FLORIO, JOHN, the translator of Montaigne, born in London, of Italian parents; was a tutor of foreign languages for some years at Oxford, and in 1581 became a member of Magdalen College and teacher of French and Italian; published two works of a miscellaneous character, called “First Fruits” and “Second Fruits,” and an English-Italian dictionary called a “World of Words,” but his fame rests on his translation of Montaigne, which Shakespeare used so freely (1553-1625).
FLORUS, a Latin historian, contemporary of Trajan.

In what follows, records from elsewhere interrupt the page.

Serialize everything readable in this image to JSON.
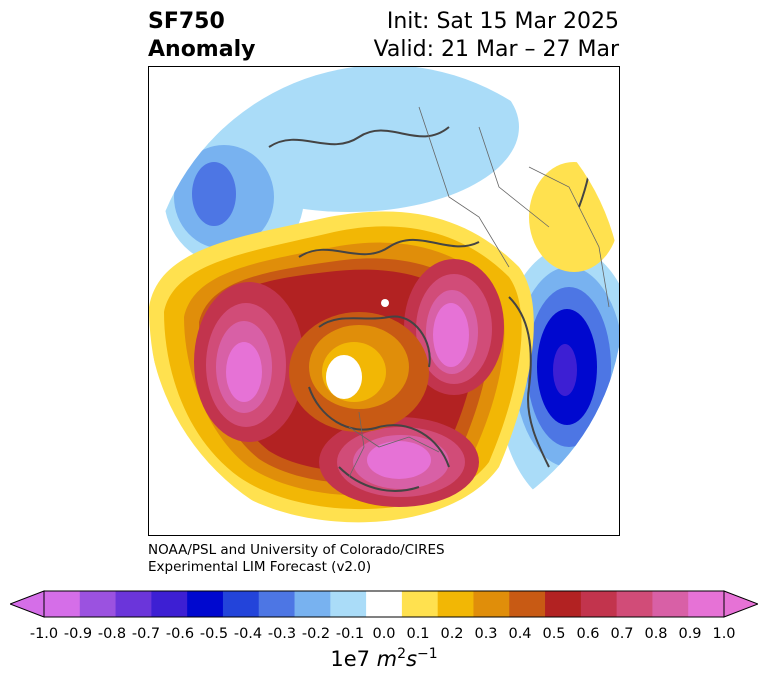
{
  "header": {
    "title_line1": "SF750",
    "title_line2": "Anomaly",
    "init_text": "Init: Sat 15 Mar 2025",
    "valid_text": "Valid: 21 Mar – 27 Mar"
  },
  "credit": {
    "line1": "NOAA/PSL and University of Colorado/CIRES",
    "line2": "Experimental LIM Forecast (v2.0)"
  },
  "colorbar": {
    "colors": [
      "#d56ee8",
      "#9b52e0",
      "#6b35da",
      "#3d1fd3",
      "#0008cf",
      "#2344da",
      "#4d76e4",
      "#78b2f0",
      "#aadcf8",
      "#ffffff",
      "#ffe14f",
      "#f2b705",
      "#e08e0a",
      "#c85a14",
      "#b22222",
      "#c2344d",
      "#d14c78",
      "#d860a6",
      "#e672d6"
    ],
    "ticks": [
      "-1.0",
      "-0.9",
      "-0.8",
      "-0.7",
      "-0.6",
      "-0.5",
      "-0.4",
      "-0.3",
      "-0.2",
      "-0.1",
      "0.0",
      "0.1",
      "0.2",
      "0.3",
      "0.4",
      "0.5",
      "0.6",
      "0.7",
      "0.8",
      "0.9",
      "1.0"
    ],
    "units_prefix": "1e7",
    "units_var": "m",
    "units_exp1": "2",
    "units_var2": "s",
    "units_exp2": "−1"
  },
  "map": {
    "projection": "polar stereographic (north)",
    "field": "streamfunction anomaly at 750 hPa",
    "features": [
      "positive anomaly over North America",
      "positive anomaly over Eastern Siberia",
      "positive anomaly over North Pacific",
      "negative anomaly over Europe",
      "negative anomaly over Central Asia"
    ]
  }
}
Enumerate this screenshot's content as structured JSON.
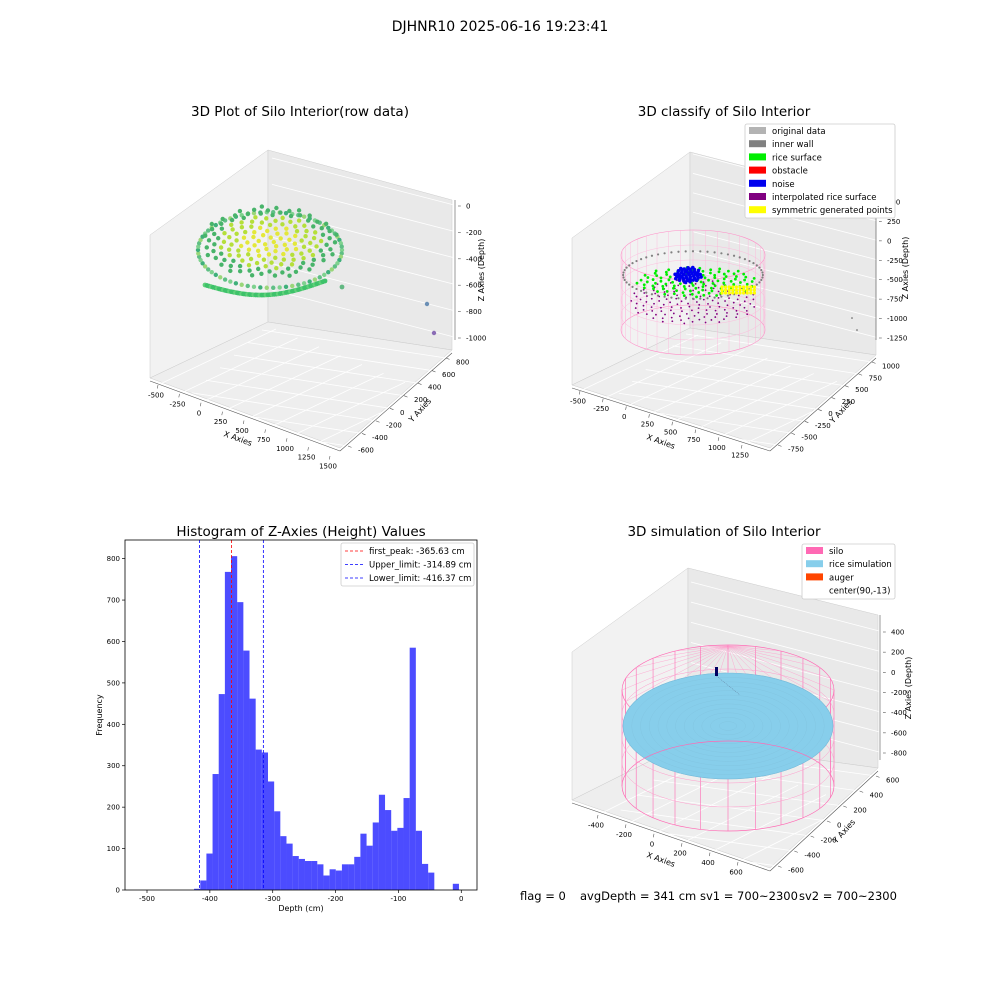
{
  "suptitle": "DJHNR10 2025-06-16 19:23:41",
  "panels": {
    "raw": {
      "title": "3D Plot of Silo Interior(row data)",
      "xlabel": "X Axies",
      "ylabel": "Y Axies",
      "zlabel": "Z Axies (Depth)",
      "xticks": [
        "-500",
        "-250",
        "0",
        "250",
        "500",
        "750",
        "1000",
        "1250",
        "1500"
      ],
      "yticks": [
        "-600",
        "-400",
        "-200",
        "0",
        "200",
        "400",
        "600",
        "800"
      ],
      "zticks": [
        "0",
        "-200",
        "-400",
        "-600",
        "-800",
        "-1000"
      ]
    },
    "classify": {
      "title": "3D classify of Silo Interior",
      "xlabel": "X Axies",
      "ylabel": "Y Axies",
      "zlabel": "Z Axies (Depth)",
      "xticks": [
        "-500",
        "-250",
        "0",
        "250",
        "500",
        "750",
        "1000",
        "1250"
      ],
      "yticks": [
        "-750",
        "-500",
        "-250",
        "0",
        "250",
        "500",
        "750",
        "1000"
      ],
      "zticks": [
        "500",
        "250",
        "0",
        "-250",
        "-500",
        "-750",
        "-1000",
        "-1250"
      ],
      "legend": [
        {
          "label": "original data",
          "color": "#b3b3b3"
        },
        {
          "label": "inner wall",
          "color": "#808080"
        },
        {
          "label": "rice surface",
          "color": "#00ee00"
        },
        {
          "label": "obstacle",
          "color": "#ff0000"
        },
        {
          "label": "noise",
          "color": "#0000ee"
        },
        {
          "label": "interpolated rice surface",
          "color": "#800080"
        },
        {
          "label": "symmetric generated points",
          "color": "#ffff00"
        }
      ]
    },
    "simulation": {
      "title": "3D simulation of Silo Interior",
      "xlabel": "X Axies",
      "ylabel": "Y Axies",
      "zlabel": "Z Axies (Depth)",
      "xticks": [
        "-400",
        "-200",
        "0",
        "200",
        "400",
        "600"
      ],
      "yticks": [
        "-600",
        "-400",
        "-200",
        "0",
        "200",
        "400",
        "600"
      ],
      "zticks": [
        "400",
        "200",
        "0",
        "-200",
        "-400",
        "-600",
        "-800"
      ],
      "legend": [
        {
          "label": "silo",
          "color": "#ff69b4"
        },
        {
          "label": "rice simulation",
          "color": "#87ceeb"
        },
        {
          "label": "auger",
          "color": "#ff4500"
        },
        {
          "label": "center(90,-13)",
          "color": "#ffffff"
        }
      ]
    }
  },
  "footer": {
    "flag": "flag = 0",
    "avg": "avgDepth = 341 cm",
    "sv1": "sv1 = 700~2300",
    "sv2": "sv2 = 700~2300"
  },
  "chart_data": {
    "type": "bar",
    "title": "Histogram of Z-Axies (Height) Values",
    "xlabel": "Depth (cm)",
    "ylabel": "Frequency",
    "xlim": [
      -535,
      25
    ],
    "ylim": [
      0,
      845
    ],
    "xticks": [
      -500,
      -400,
      -300,
      -200,
      -100,
      0
    ],
    "yticks": [
      0,
      100,
      200,
      300,
      400,
      500,
      600,
      700,
      800
    ],
    "bar_color": "#0000ff",
    "bin_edges": [
      -425.1,
      -415.3,
      -405.5,
      -395.7,
      -385.9,
      -376.1,
      -366.3,
      -356.5,
      -346.7,
      -336.9,
      -327.1,
      -317.3,
      -307.5,
      -297.7,
      -287.9,
      -278.1,
      -268.3,
      -258.5,
      -248.7,
      -238.9,
      -229.1,
      -219.3,
      -209.5,
      -199.7,
      -189.9,
      -180.1,
      -170.3,
      -160.5,
      -150.7,
      -140.9,
      -131.1,
      -121.3,
      -111.5,
      -101.7,
      -91.9,
      -82.1,
      -72.3,
      -62.5,
      -52.7,
      -42.9,
      -33.1,
      -23.3,
      -13.5,
      -3.7,
      6.1
    ],
    "values": [
      3,
      23,
      88,
      280,
      473,
      768,
      806,
      695,
      578,
      462,
      339,
      332,
      262,
      190,
      130,
      112,
      82,
      75,
      70,
      70,
      62,
      35,
      50,
      47,
      62,
      62,
      80,
      136,
      107,
      163,
      230,
      193,
      143,
      150,
      222,
      585,
      143,
      63,
      42,
      0,
      0,
      0,
      15,
      0
    ],
    "vlines": [
      {
        "label": "first_peak: -365.63 cm",
        "x": -365.63,
        "color": "#ff0000"
      },
      {
        "label": "Upper_limit: -314.89 cm",
        "x": -314.89,
        "color": "#0000ff"
      },
      {
        "label": "Lower_limit: -416.37 cm",
        "x": -416.37,
        "color": "#0000ff"
      }
    ]
  }
}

FLUDD, ROBERT, physician and theosophist, born at Milgate, Kent; studied at Oxford, and travelled on the Continent, where he came under the influence of Paracelsus’s writings; settled in London as a doctor, and published a work embodying a vague theosophy (1574-1637).
FLUSHING (13), a Dutch seaport, strongly fortified, on the island of Walcheren, at the mouth of the western Scheldt; has an active shipping trade, docks, arsenals, &c.
FLUXIONS, a method, invented by Sir Isaac Newton, of determining the rate of increase or decrease of a quantity or magnitude whose value depends on that of another which itself varies in value at a uniform and given rate. See CALCULUS, DIFFERENTIAL, AND INTEGRAL.